Le sceptique Agrippa, dont on ne sait rien de la vie, en ajouta cinq nouveaux aux chemins d’Énésidème. C’est ainsi que Sextus Empiricus les décrit. “Le premier est appelé “du désaccord”, lorsque nous constatons qu’à propos de la chose étudiée, il existe une dispute insoluble dans la vie et entre philosophes, à cause de laquelle dispute et désaccord nous, ne pouvant l’accepter ou le rejeter, tombons dans l’abstinence. du jugement. Le deuxième trope « de tomber dans l’infini » apparaît lorsque la preuve de l’évidence du sujet étudié nécessite une autre preuve, et cette autre en nécessite une troisième, et ainsi de suite à l’infini. Par conséquent, n’ayant pas de début pour notre démonstration, nous réservons notre jugement. Le trope «de la relativité»… se produit lorsque ce qui est considéré apparaît d’une manière ou d’une autre en fonction de la personne qui porte le jugement, ainsi que de ce qui est considéré avec lui. Concernant ce qu’il est par nature, nous nous abstenons de tout jugement. Le quatrième trope «de l’hypothèse» se produit lorsque les dogmatiques, allant vers l’infini, partent d’une proposition qu’ils ne prouvent pas, mais considèrent qu’il est possible de l’accepter simplement et sans preuve par accord. Le cinquième trope «de la réciprocité» apparaît lorsque ce qui aurait dû justifier la chose étudiée en a besoin pour son authenticité. Pour cette raison, ne pouvant nous appuyer sur aucun d’entre eux comme preuve, nous nous abstenons de tout jugement» (Sextus Empiricus, R. I 165-169).

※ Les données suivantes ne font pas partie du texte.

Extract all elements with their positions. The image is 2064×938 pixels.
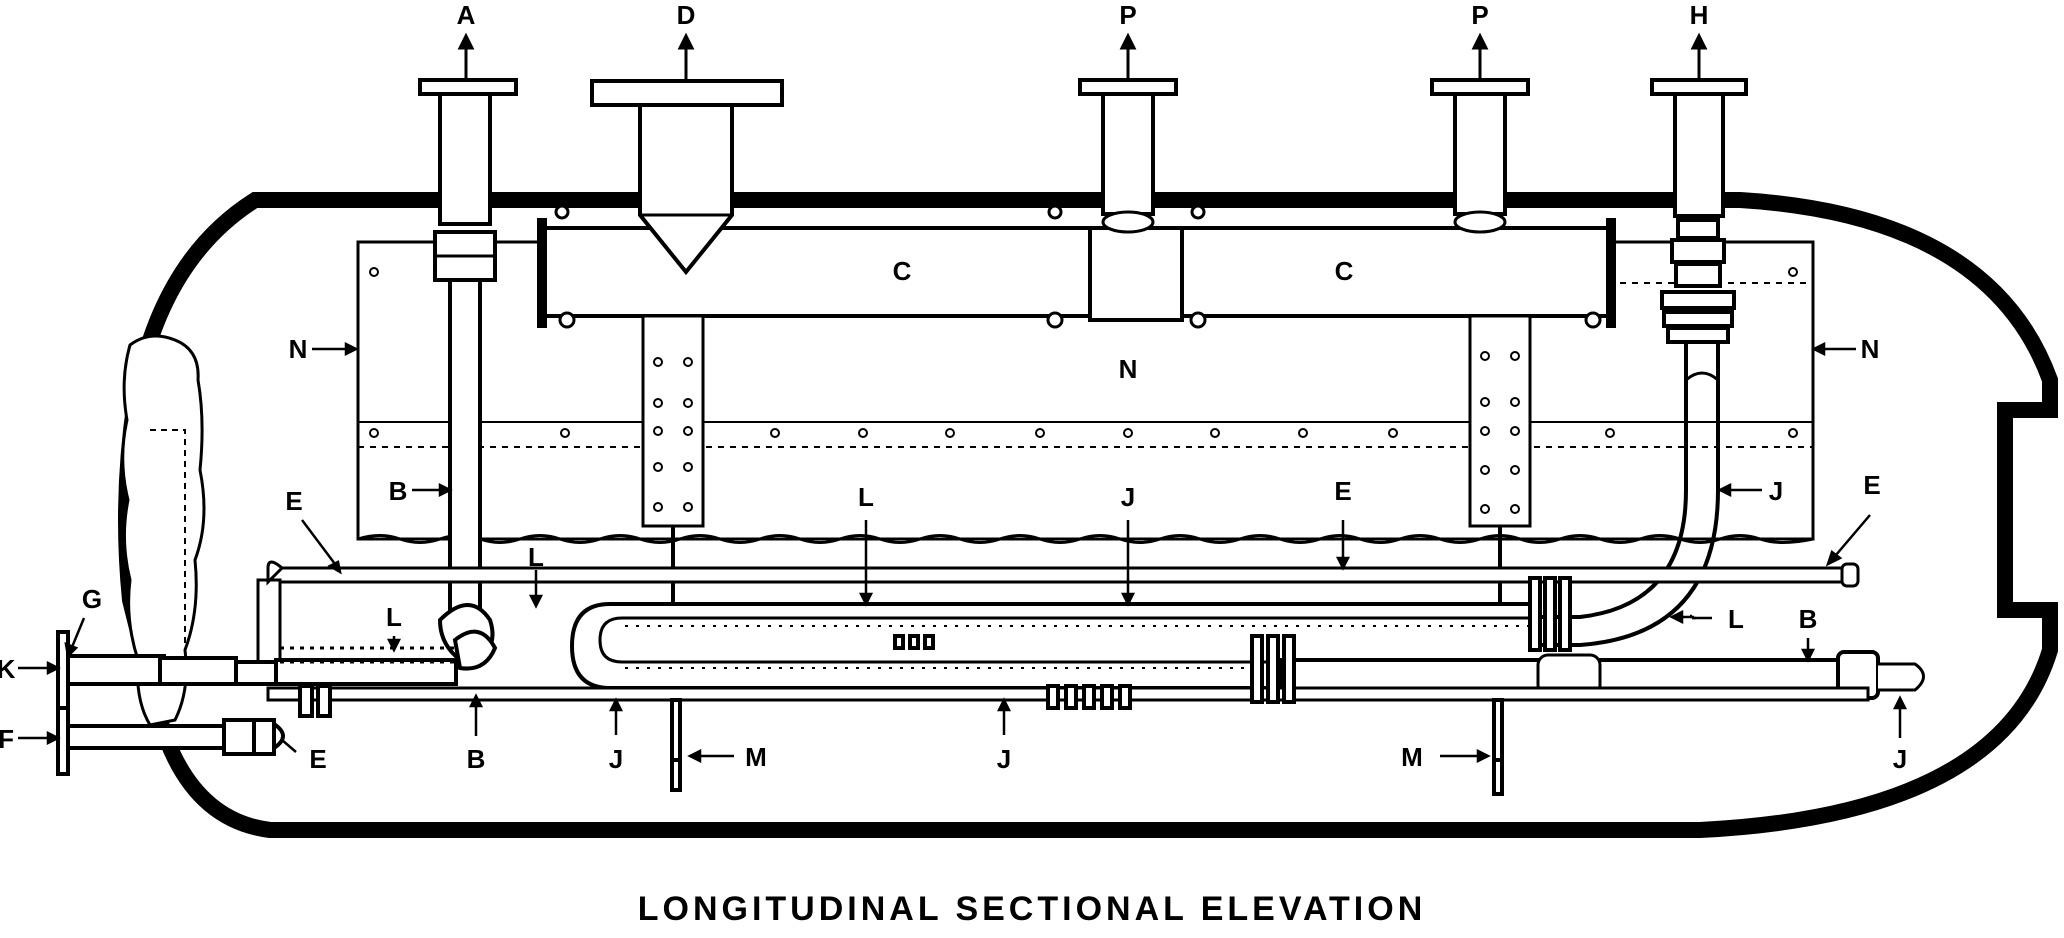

Le scepticisme grec ultérieur est représenté par l’école des médecins empiristes. Le fondateur de ce courant fut un certain Filin de Kos, dont le principe était «l’observation (τήρησις) de ce qui était souvent vu de la même manière» (Galen, Οροι ιατρικοί XIX 353, 9). Les empiristes considéraient le phénomène et sa représentation comme le critère de vérité. Ils ont vu le caractère incontestable d’un tel critère dans le fait que personne ne discute de ce que c’est. Les désaccords commencent lorsque se pose la question de savoir si un phénomène est réellement ainsi par rapport à la réalité à laquelle ce phénomène devrait correspondre. Si nous nous en tenons à l’expérience, aux phénomènes et ne dépassons pas leurs limites, nous aurons une base solide dans la vie, comme l’ont tous les gens normaux et ordinaires, qui ne se soucient pas des bagatelles des dispositions dogmatiques.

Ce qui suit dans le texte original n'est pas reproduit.